Generell zeigten sich in einer Meta-Analyse (Judge, Heller, & Mount, 2002) die stärksten Beziehungen zwischen der Zufriedenheit mit den Dimensionen Neurotizismus, Extraversion und Gewissenhaftigkeit. Ersterer Zusammenhang ist negativ, da Personen mit hohen Werten auf der Neurotizismus-Skala öfters negativen Situationen ausgesetzt sind und dies zu einem verminderten Wohlbefinden führt (Hirschi, 2012). Im Vergleich dazu neigen extravertierte Personen eher zu optimistischen Gefühlen, wodurch auch die Zufriedenheit ansteigt (Steel, Schmidt, & Shultz, 2008). Bei der Dimension Gewissenhaftigkeit ist dies nicht mehr so eindeutig: Der Großteil der Studien fand zwar einen positiven Zusammenhang (Judge et al., 2002), jedoch bestehen auch negative Zusammenhänge (Hirschi, 2012). Ein ähnliches Bild entsteht, wenn die Dimensionen Offenheit für Erfahrung und Verträglichkeit betrachtet werden.

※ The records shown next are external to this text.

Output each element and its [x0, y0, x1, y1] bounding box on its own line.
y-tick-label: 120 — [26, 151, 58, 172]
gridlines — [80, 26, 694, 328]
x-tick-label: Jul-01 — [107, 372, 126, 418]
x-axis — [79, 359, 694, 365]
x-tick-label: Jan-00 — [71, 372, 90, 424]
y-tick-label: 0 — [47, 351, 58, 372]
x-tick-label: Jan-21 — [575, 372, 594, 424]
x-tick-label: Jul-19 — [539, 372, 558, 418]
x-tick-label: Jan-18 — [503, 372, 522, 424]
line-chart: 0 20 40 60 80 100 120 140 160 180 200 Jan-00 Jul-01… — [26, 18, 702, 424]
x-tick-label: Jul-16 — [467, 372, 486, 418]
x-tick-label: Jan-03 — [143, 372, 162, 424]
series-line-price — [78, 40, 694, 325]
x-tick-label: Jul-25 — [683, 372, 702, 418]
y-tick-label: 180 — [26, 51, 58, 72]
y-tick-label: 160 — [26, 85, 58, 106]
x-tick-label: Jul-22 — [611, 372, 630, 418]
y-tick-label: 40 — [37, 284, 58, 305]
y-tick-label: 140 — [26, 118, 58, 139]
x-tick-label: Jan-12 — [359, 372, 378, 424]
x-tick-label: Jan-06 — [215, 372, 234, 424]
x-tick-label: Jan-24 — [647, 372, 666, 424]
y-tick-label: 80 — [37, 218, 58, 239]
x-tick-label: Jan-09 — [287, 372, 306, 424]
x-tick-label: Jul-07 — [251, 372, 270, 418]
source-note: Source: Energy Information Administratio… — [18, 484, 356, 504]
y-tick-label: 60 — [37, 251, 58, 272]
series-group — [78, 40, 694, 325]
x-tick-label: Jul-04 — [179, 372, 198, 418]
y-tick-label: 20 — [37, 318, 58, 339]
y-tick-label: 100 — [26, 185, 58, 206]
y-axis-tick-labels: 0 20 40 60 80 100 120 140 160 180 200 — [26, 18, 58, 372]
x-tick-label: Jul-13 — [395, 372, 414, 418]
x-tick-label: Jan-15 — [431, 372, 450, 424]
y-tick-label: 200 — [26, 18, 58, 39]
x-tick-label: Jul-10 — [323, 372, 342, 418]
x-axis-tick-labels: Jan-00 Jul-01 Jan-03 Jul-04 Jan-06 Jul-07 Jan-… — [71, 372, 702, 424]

Hierbei bestehen nur sehr schwache Korrelationen, welche bei einigen Studien positiv, bei anderen negativ ausfielen (Judge et al., 2002).

Es haben aber nicht nur die Big-Five Einfluss auf die Zufriedenheit im Allgemeinen bzw. die Zufriedenheit mit der Haupttätigkeit, auch andere Temperamentsdimensionen müssen an dieser Stelle ins Treffen geführt werden:

So konnte z. B. eine hohe positive Korrelation zwischen der Arbeits- und Lebenszufriedenheit und dem Konstrukt der „positiven Affektivität“ festgestellt werden – mit der „negativen Affektivität“ verhält es sich dementsprechend genau umgekehrt (Heller et al., 2002). Außerdem sollten mögliche Interaktionseffekte zwischen den einzelnen Dimensionen bedacht werden (Steel et al., 2008).

Weiters bestehen Einflüsse der Eltern und des Freundeskreises, da diese Beziehungen – wie bereits oben beschrieben – von den Heranwachsenden als bedeutend im Prozess der Identitätsentwicklung und der Berufsorientierung angesehen werden. Im Allgemeinen kann davon ausgegangen werden, dass die Wahrnehmung von unterstützendem Verhalten durch andere Personen beim Autonomieprozess mit einem höheren Wohlbefinden einhergeht (Demir, Özdemir, & Marum, 2011). Die frühe Etablierung einer sicheren Bindung an die Eltern gibt eine positive Eltern-Kind-Beziehung im beginnenden Erwachsenenalter – und darüber hinaus – vor. Das Vorhandensein dieser Bindung erhöht einerseits die Selbstwirksamkeitserwartungen der jungen Erwachsenen und andererseits dadurch auch deren globale Lebenszufriedenheit (Wright & Perrone, 2010).

Abschließend kann ganz im Sinne von John Holland konstatiert werden, dass eine hohe Übereinstimmung zwischen dem Interesse und dem ausgeübten Beruf mit einer hohen Zufriedenheit und auch Stabilität dieser einhergeht (Schwanzer, 2008, p. 26). Denn „Interessen fördern über den Wissenserwerb die Leistung“ (Asendorpf, 2007, p. 354).

Hinsichtlich des Geschlechts und der Haupttätigkeit zeigte sich, dass diese beiden Variablen keinen Unterschied in der Ausprägung der Zufriedenheit hervorbrachten und auch allgemein wenig Varianzaufklärung beisteuerten (Elmore & Huebner, 2010; Uthayakumar et al., 2010).